Thursday, 10 May 2007
Shilling for pounds

250 grams of 1p rice

250 grams of treacle

That’s the way the Euros go

But not the British people

 

Not much good, I admit, but there are limits to what you can do with a gram. And would anyone celebrate the birth of a healthy baby boy weighing 3.5 kilograms? “We are an old country,” says The Telegraph’s Simon Heffer. Our literature and our folksongs are peppered with references to traditional measurements. Our architecture, our towns and our landscape are all calibrated to miles, yards, feet and inches.”

I am delighted that common sense has prevailed in the matter of pounds and ounces. So is Heffer:

Thanks to a determination by successive governments - the last Tory one was just as bad as the present incumbent - to accept every directive sent from the EU without so much as a whimper, our traditional system of measurements was about to be consigned to the dustbin. Now, and no thanks to our supposed rulers, that won't happen.

It never ceases to amaze me how governments wilfully ignore strong feelings by the public about such matters. Ever since the prospect was first raised, there has been visceral opposition in this country to metrication.

To the more historically minded it might just be a resistance to Bonapartism - it was under his aegis that the system was invented. For most of us, it is all about a profound distaste for the wanton destruction of a central part of our fast-vanishing culture.

I’m with Simon Heffer so far. Anything that comes out of the EU, particularly any invention of the French, should be viewed with hostility, suspicion and contempt. French ideas are guilty until proved innocent.

However, when Heffer starts harrumphing about decimalisation, he and I must part company:

Many of us, too, are scarred by an earlier experience in these matters. People under the age of 40 cannot imagine how we coped with a monetary system in which there were 12 pennies in a shilling and 20 shillings in a pound.

Well, for a start (and this was in the age before calculators) we were all trained to be rather good at mental arithmetic, a skill largely unknown these days. How often did 6s 4d go into £123 9s 9d? No problem.

But it was more than that. We loved our coinage, for they were pieces of history in our pockets. It was not unusual, even in the 1960s, to have in your change a bun penny of Queen Victoria's, or a beautiful half-crown of George V with an opulent royal coat of arms bursting out of the garter that framed it. History, pageantry and substance seemed to be on every coin, and seemed to help root us in our past.

This is nonsense. First, we can collect pre-decimal coins if we wish. More importantly, many of the old coins of which Heffer speaks so fondly would probably have been phased out. Inflation has eroded their value, and decimalisation did not cause inflation. The old coins would have met the fate of the half-pence piece, no longer legal tender. Pound notes would have been replaced by pound coins and the two-pound coin would have been introduced, as happened after decimalisation. Decimalisation was, in fact, very well managed. Britain rightly kept the pound.
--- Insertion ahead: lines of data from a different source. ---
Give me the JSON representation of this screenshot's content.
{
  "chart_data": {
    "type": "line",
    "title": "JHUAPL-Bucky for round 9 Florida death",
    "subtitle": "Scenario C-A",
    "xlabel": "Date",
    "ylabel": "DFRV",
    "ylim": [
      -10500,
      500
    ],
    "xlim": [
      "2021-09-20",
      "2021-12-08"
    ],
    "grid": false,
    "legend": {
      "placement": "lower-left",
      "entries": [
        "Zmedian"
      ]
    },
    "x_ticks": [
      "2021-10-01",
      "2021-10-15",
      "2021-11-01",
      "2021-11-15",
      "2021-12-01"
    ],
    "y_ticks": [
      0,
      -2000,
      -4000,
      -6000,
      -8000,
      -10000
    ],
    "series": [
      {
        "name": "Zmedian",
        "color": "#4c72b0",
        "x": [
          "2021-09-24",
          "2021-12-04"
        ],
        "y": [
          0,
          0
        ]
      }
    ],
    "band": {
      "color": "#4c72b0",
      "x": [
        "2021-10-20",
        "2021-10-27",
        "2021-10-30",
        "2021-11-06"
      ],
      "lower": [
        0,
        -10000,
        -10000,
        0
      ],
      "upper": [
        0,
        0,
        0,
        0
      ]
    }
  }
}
Shillings were five new pence, and for a long period shilling pieces were the same size as, and interchangeable with five pence pieces. Going decimal was not a betrayal of our past. Adopting the Euro certainly would have been, and the ease with which Continental Europe abandoned its currencies made me more certain than ever that Britain is not in spirit, and should not in law, be a part of Europe.

I find it interesting, nevertheless, to look at old accounting textbooks such as John McKechnie’s Rational Book-keeping – is there another kind?  – and to see the columns for shillings and pence. For pedagogical purposes, these are left blank and all amounts are whole pounds. This is a very basic text, which instructs us to “take a few sheets of plain paper and fold them vertically down the middle”, a most rational act.

B. S. Johnson’s Christie Malry’s Own Double-Entry is a period piece because it was published in 1973, just two years after decimalisation, and perhaps conceived, if not written, at the time of the changeover. Christie would have grown up with old money, but his accounts are in decimal. I imagine B. S. Johnson, who must on - and in - no account be confused with Boris Johnson, would not have approved of those new-fangled coins. Hugh, no I haven’t forgotten that you introduced me to Mr Malry in an idle moment at JW, where Luca Pacioli was mentioned. In fact I haven’t forgotten that you thought that Pacioli had a second c in it and had to correct yourself. Such things are not easily forgotten.